Эти факты, безусловно, указывают на то, что атака на капитализм требует не только количественных изменений (больше акций, больше активистов), но и, прежде всего, качественного изменения (мы должны найти более эффективные способы действия). Судя по всему, мы имеем, мягко говоря, весьма смутные представления о том, что на самом деле требуется для ниспровержения капитализма. Как будто для совершения революции достаточно того, чтобы мы пришли к своего рода критической массе активистов, захватывающих офисы…
Форма активизма осталась прежней, в то время как содержание его трансформировалось далеко за пределы этой формы. Мы продолжаем мыслить в рамках схемы, предполагающей «активистов», которые проделывают «кампанию» на определенную «тему», и поскольку мы активисты, практикующие «прямое действие», мы пойдем на «акцию» против нашей мишени. Метод кампании против отдельных предприятий или нововведений был в неизменном виде перенесен на этот новый объект, каковым является теперь атака против капитализма. Мы пытаемся атаковать капитализм и концептуализировать наши акции в абсолютно неадекватных терминах, используя метод действий, к которому либеральный капитализм вполне может приспособиться. Получается такой вот странный спектакль – «делать акцию» против капитализма. Крайне неадекватная практика!
Роли
Роль «активиста» - точно такая же роль, которую мы на себя берем, как иные берут на себя роль полицейского, родителя или священника.
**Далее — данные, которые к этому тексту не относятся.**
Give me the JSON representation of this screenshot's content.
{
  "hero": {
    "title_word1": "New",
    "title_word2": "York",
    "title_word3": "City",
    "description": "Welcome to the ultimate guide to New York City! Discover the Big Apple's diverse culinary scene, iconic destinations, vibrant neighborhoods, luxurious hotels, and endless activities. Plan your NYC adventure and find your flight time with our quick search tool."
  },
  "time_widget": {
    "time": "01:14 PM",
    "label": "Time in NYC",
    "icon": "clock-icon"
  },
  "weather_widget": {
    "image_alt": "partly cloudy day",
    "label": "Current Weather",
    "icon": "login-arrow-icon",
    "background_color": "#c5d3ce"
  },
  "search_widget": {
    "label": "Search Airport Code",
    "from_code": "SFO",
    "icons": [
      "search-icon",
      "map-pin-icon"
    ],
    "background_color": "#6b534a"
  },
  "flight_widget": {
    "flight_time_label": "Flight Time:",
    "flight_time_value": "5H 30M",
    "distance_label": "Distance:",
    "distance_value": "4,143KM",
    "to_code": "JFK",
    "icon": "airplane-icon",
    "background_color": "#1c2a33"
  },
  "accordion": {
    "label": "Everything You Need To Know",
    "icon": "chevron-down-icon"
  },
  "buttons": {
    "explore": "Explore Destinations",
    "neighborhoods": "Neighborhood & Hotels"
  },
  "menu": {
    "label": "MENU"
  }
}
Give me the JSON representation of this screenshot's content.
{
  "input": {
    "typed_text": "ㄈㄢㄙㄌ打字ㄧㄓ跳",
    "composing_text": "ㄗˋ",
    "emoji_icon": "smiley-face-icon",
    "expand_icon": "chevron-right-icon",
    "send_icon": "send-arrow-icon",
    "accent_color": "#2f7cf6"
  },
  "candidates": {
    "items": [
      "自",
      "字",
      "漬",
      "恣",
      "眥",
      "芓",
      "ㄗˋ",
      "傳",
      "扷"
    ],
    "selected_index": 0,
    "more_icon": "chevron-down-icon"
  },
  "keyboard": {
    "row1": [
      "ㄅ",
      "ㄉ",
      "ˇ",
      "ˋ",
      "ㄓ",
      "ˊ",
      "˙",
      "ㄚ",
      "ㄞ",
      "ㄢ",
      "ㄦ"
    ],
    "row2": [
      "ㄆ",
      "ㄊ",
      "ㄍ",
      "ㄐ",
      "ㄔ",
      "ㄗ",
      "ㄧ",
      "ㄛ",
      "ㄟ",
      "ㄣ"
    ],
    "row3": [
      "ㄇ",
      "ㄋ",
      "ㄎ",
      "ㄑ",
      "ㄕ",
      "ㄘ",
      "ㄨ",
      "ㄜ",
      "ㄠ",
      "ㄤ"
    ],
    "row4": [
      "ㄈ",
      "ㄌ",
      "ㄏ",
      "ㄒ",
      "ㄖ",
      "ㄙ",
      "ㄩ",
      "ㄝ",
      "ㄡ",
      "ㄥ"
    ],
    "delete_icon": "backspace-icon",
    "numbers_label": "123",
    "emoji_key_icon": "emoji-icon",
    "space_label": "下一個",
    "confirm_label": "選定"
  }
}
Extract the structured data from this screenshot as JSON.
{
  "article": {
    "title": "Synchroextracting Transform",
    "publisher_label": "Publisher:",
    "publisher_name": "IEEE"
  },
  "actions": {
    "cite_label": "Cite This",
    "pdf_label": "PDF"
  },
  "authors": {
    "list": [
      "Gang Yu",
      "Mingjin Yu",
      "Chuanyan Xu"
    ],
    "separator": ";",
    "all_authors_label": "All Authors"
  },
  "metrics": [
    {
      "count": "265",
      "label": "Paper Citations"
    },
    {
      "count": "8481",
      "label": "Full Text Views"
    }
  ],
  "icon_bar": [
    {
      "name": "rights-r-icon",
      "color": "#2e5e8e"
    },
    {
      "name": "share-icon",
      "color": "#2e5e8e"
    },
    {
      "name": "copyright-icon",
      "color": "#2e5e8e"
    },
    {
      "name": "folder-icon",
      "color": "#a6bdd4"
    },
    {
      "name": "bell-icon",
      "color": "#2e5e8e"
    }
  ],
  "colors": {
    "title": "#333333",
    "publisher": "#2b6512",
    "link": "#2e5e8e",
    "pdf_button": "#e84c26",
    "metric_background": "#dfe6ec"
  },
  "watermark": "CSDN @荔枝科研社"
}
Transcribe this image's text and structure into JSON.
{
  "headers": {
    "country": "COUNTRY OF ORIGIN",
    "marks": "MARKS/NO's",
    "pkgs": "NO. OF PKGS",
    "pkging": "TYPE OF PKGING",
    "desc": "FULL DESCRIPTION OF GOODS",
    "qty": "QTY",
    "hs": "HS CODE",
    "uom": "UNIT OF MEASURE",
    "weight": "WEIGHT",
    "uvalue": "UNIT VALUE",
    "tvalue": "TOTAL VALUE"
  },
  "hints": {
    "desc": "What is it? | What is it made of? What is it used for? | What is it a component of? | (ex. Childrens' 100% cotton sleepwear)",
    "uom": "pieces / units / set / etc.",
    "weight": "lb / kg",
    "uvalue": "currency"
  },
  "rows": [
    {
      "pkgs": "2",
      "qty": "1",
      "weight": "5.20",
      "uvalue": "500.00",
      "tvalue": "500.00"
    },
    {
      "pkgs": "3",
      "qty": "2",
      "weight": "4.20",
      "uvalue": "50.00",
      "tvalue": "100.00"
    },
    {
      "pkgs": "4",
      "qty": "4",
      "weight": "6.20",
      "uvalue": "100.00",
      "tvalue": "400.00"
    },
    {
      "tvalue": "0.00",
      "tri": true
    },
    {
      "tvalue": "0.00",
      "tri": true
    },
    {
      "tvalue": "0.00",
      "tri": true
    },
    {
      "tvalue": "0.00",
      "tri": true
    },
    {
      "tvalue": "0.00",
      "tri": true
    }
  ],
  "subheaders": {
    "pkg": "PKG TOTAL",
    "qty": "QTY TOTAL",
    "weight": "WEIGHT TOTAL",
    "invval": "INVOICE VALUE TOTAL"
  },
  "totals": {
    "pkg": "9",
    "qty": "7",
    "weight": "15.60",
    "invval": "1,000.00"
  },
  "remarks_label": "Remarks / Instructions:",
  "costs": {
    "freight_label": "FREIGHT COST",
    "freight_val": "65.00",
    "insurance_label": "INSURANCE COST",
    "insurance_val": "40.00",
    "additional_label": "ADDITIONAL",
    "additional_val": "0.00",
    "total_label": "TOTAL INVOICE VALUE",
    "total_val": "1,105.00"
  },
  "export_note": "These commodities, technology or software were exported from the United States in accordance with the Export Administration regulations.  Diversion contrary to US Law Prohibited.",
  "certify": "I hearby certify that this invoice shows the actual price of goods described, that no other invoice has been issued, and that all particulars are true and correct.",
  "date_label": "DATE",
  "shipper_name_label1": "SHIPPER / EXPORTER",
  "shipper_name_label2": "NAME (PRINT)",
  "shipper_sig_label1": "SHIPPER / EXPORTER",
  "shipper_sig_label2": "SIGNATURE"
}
Это странная психологическая форма, которую мы используем для определения себя и наших отношений с другими. «Активист» как специалист или эксперт по социальному изменению… Чем больше мы цепляемся за эту роль и за это понимание самих себя, тем больше мы, на самом деле, препятствуем тому изменению, которого так жаждем. Настоящая революция предполагает избавление от всех предписанных ролей и разрушение всех систем, основанных на специалистском знании, – в этом и будет состоять возвращение себе своих жизней. Акт революции – это взятие под контроль нашей собственной судьбы; он подразумевает создание новых индивидов и новых форм взаимодействия и сообществ. И «эксперты» любого рода могут этому только помешать.
Ситуационистский Интернационал предложил жесткую критику ролей, и, в частности, роли активиста. Критика ситуационистов была направлена прежде всего против левых социал-демократических идеологий, поскольку именно с ними они больше всего сталкивались. Несмотря на то, что эти формы отчуждения все еще присутствуют, у нас с вами, в нашей специфической среде, ближайшими оппонентами являются скорее либеральные активисты, чем левацкие активисты. Впрочем, у них между собой много общего (что, разумеется, неудивительно).
Ситуационист Рауль Ванегейм так определяет роли: «Стереотипы - это образы, господствующие в определенный период… стереотип задает ролевую модель; роль – это образцовая форма поведения. Постоянное воспроизведение одного и того же поведения и отношения создает роль». Играть роль означает культивировать некий внешний аспект, пренебрегая всякой аутентичностью: «Мы попадаем под неотразимое влияние взгляда и образа поведения, которые принимаем на себя извне». Будучи исполнителями ролей, мы остаемся в сфере неаутентичного, сводя свою жизнь к серии клише, «превращая наши дни в серию поз, более менее бессознательно выбранных из арсенала господствующих стереотипов». Этот процесс уже имел место в самом начале движения против строительства дорог.